コラム 2021.03.11
【コラム】「我慢し続けるな」

【コラム】「我慢し続けるな」

[ 野村周平 ]

 しばらくして、自宅で食事をしている時、いきなり動悸が激しくなった。「首をわしづかみにされたような症状になった」。うまく呼吸ができない。汗が噴き出る。一人で立ちあがることができず、妻の運転する車で病院に行った。

 脳や心臓に問題はない。そう診断された。その後、胃カメラを入れたり、髄液を調べたり、あらゆる検査をした。当時、精神的な病気に関する知識はなかった。最後に医者から「精神科に行ってみてください」と言われてもピンとこなかった。

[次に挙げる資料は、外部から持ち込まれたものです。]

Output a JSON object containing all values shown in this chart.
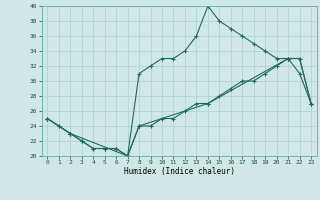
{
  "xlabel": "Humidex (Indice chaleur)",
  "background_color": "#cfe8e5",
  "line_color": "#1e6b5e",
  "grid_color": "#afd0cc",
  "xlim": [
    -0.5,
    23.5
  ],
  "ylim": [
    20,
    40
  ],
  "xticks": [
    0,
    1,
    2,
    3,
    4,
    5,
    6,
    7,
    8,
    9,
    10,
    11,
    12,
    13,
    14,
    15,
    16,
    17,
    18,
    19,
    20,
    21,
    22,
    23
  ],
  "yticks": [
    20,
    22,
    24,
    26,
    28,
    30,
    32,
    34,
    36,
    38,
    40
  ],
  "line1_x": [
    0,
    1,
    2,
    3,
    4,
    5,
    6,
    7,
    8,
    9,
    10,
    11,
    12,
    13,
    14,
    15,
    16,
    17,
    18,
    19,
    20,
    21,
    22,
    23
  ],
  "line1_y": [
    25,
    24,
    23,
    22,
    21,
    21,
    21,
    20,
    31,
    32,
    33,
    33,
    34,
    36,
    40,
    38,
    37,
    36,
    35,
    34,
    33,
    33,
    31,
    27
  ],
  "line2_x": [
    0,
    1,
    2,
    3,
    4,
    5,
    6,
    7,
    8,
    9,
    10,
    11,
    12,
    13,
    14,
    15,
    16,
    17,
    18,
    19,
    20,
    21,
    22,
    23
  ],
  "line2_y": [
    25,
    24,
    23,
    22,
    21,
    21,
    21,
    20,
    24,
    24,
    25,
    25,
    26,
    27,
    27,
    28,
    29,
    30,
    30,
    31,
    32,
    33,
    33,
    27
  ],
  "line3_x": [
    0,
    2,
    7,
    8,
    14,
    21,
    22,
    23
  ],
  "line3_y": [
    25,
    23,
    20,
    24,
    27,
    33,
    33,
    27
  ]
}
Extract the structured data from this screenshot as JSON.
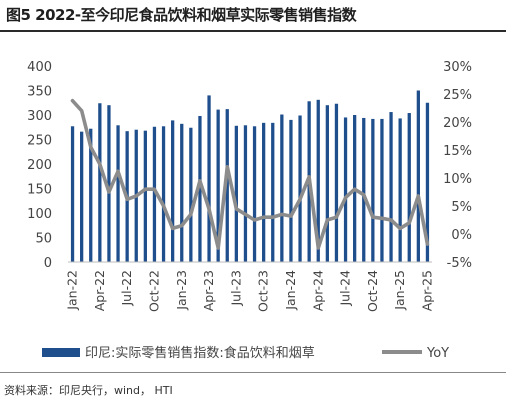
{
  "title": "图5  2022-至今印尼食品饮料和烟草实际零售销售指数",
  "source": "资料来源：印尼央行，wind， HTI",
  "colors": {
    "bar": "#1f4e8c",
    "line": "#8c8c8c",
    "axis": "#444444"
  },
  "chart_data": {
    "type": "bar",
    "combo_line": true,
    "left_axis": {
      "ticks": [
        "0",
        "50",
        "100",
        "150",
        "200",
        "250",
        "300",
        "350",
        "400"
      ],
      "ylim": [
        0,
        400
      ]
    },
    "right_axis": {
      "ticks": [
        "-5%",
        "0%",
        "5%",
        "10%",
        "15%",
        "20%",
        "25%",
        "30%"
      ],
      "ylim": [
        -5,
        30
      ]
    },
    "x_tick_labels": [
      "Jan-22",
      "Apr-22",
      "Jul-22",
      "Oct-22",
      "Jan-23",
      "Apr-23",
      "Jul-23",
      "Oct-23",
      "Jan-24",
      "Apr-24",
      "Jul-24",
      "Oct-24",
      "Jan-25",
      "Apr-25"
    ],
    "categories": [
      "Jan-22",
      "Feb-22",
      "Mar-22",
      "Apr-22",
      "May-22",
      "Jun-22",
      "Jul-22",
      "Aug-22",
      "Sep-22",
      "Oct-22",
      "Nov-22",
      "Dec-22",
      "Jan-23",
      "Feb-23",
      "Mar-23",
      "Apr-23",
      "May-23",
      "Jun-23",
      "Jul-23",
      "Aug-23",
      "Sep-23",
      "Oct-23",
      "Nov-23",
      "Dec-23",
      "Jan-24",
      "Feb-24",
      "Mar-24",
      "Apr-24",
      "May-24",
      "Jun-24",
      "Jul-24",
      "Aug-24",
      "Sep-24",
      "Oct-24",
      "Nov-24",
      "Dec-24",
      "Jan-25",
      "Feb-25",
      "Mar-25",
      "Apr-25"
    ],
    "series": [
      {
        "name": "印尼:实际零售销售指数:食品饮料和烟草",
        "type": "bar",
        "axis": "left",
        "values": [
          277,
          266,
          272,
          324,
          320,
          279,
          267,
          270,
          268,
          276,
          277,
          289,
          282,
          274,
          298,
          340,
          311,
          312,
          278,
          279,
          277,
          284,
          284,
          301,
          290,
          299,
          328,
          331,
          320,
          323,
          295,
          300,
          294,
          292,
          292,
          306,
          293,
          304,
          350,
          325
        ]
      },
      {
        "name": "YoY",
        "type": "line",
        "axis": "right",
        "values": [
          23.8,
          22.0,
          15.5,
          12.5,
          7.5,
          11.2,
          6.2,
          6.8,
          8.0,
          8.0,
          5.0,
          1.0,
          1.5,
          3.5,
          9.5,
          4.5,
          -2.5,
          12.0,
          4.5,
          3.5,
          2.5,
          3.0,
          3.0,
          3.5,
          3.2,
          6.2,
          10.2,
          -2.5,
          2.5,
          3.0,
          6.5,
          8.0,
          7.0,
          3.0,
          2.8,
          2.5,
          1.0,
          2.0,
          6.8,
          -1.8
        ]
      }
    ]
  },
  "legend": {
    "bar_label": "印尼:实际零售销售指数:食品饮料和烟草",
    "line_label": "YoY"
  }
}
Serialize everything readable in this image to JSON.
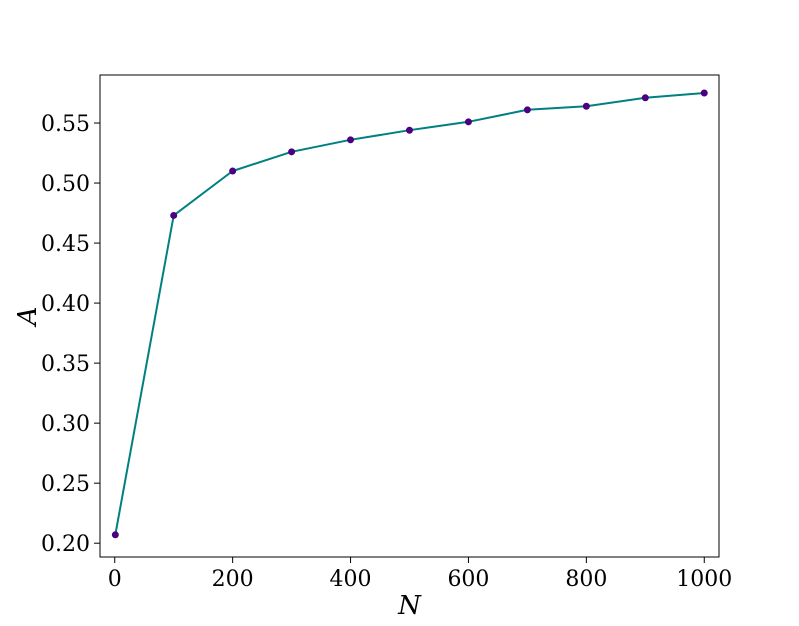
{
  "chart_data": {
    "type": "line",
    "title": "",
    "xlabel": "N",
    "ylabel": "A",
    "xlim": [
      -25,
      1025
    ],
    "ylim": [
      0.1885,
      0.59
    ],
    "grid": false,
    "legend": "none",
    "x_ticks": [
      0,
      200,
      400,
      600,
      800,
      1000
    ],
    "x_tick_labels": [
      "0",
      "200",
      "400",
      "600",
      "800",
      "1000"
    ],
    "y_ticks": [
      0.2,
      0.25,
      0.3,
      0.35,
      0.4,
      0.45,
      0.5,
      0.55
    ],
    "y_tick_labels": [
      "0.20",
      "0.25",
      "0.30",
      "0.35",
      "0.40",
      "0.45",
      "0.50",
      "0.55"
    ],
    "series": [
      {
        "x": [
          1,
          100,
          200,
          300,
          400,
          500,
          600,
          700,
          800,
          900,
          1000
        ],
        "values": [
          0.207,
          0.473,
          0.51,
          0.526,
          0.536,
          0.544,
          0.551,
          0.561,
          0.564,
          0.571,
          0.575
        ],
        "line_color": "#008080",
        "marker_color": "#4b0082"
      }
    ]
  }
}
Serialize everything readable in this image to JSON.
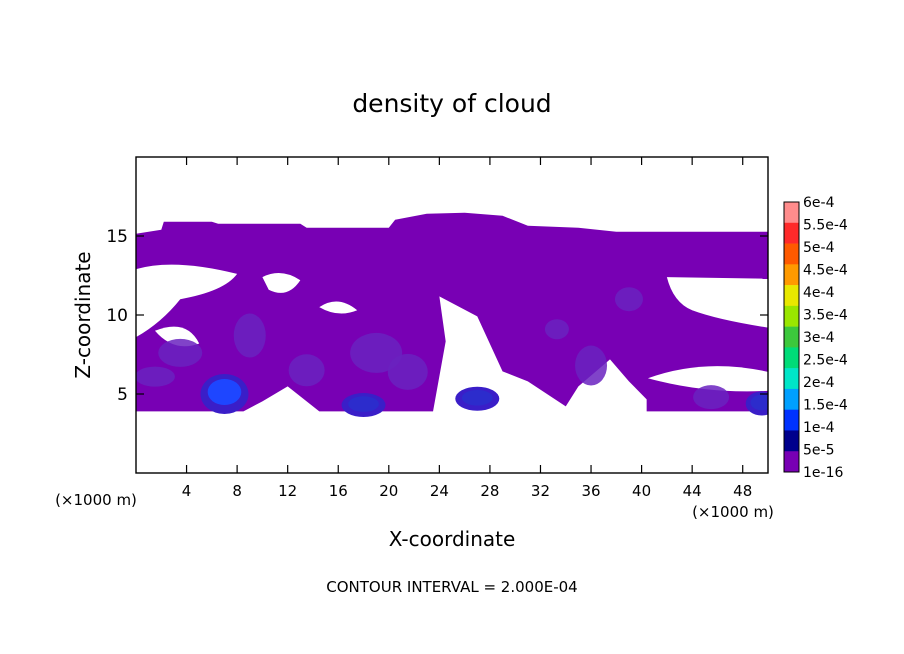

 パニック障害と診断された時は、少し安心した。「メンタルの部分とはみじんも思っていなかったから。原因が分かったのがよかった」

 それでも、その1か月は「人生で一番しんどい時だった」と振り返る。動悸は止まらず、不安感から冷や汗をかきっぱなしだった。食事した時に倒れたからか、ご飯を食べることができなかった。栄養摂取はプリンとゼリーだけで、合間に点滴を受けていた。体重は10キロほど減った。家では、ほぼ布団をかぶっていた。

 そんな状態でも、練習は続けていた。当時の平尾誠二GMに「治療に専念しろ」と言われたが、「ほかの選手に病気のことを言わないでほしい」と頼んだことだけは覚えている。

「やせていく姿は気付かれていたと思うけど、チームに迷惑をかけたくなかった。弱みは見せるものじゃないと思っていた。心配されるのもいやだった」。日々を乗り切るのに、必死だった。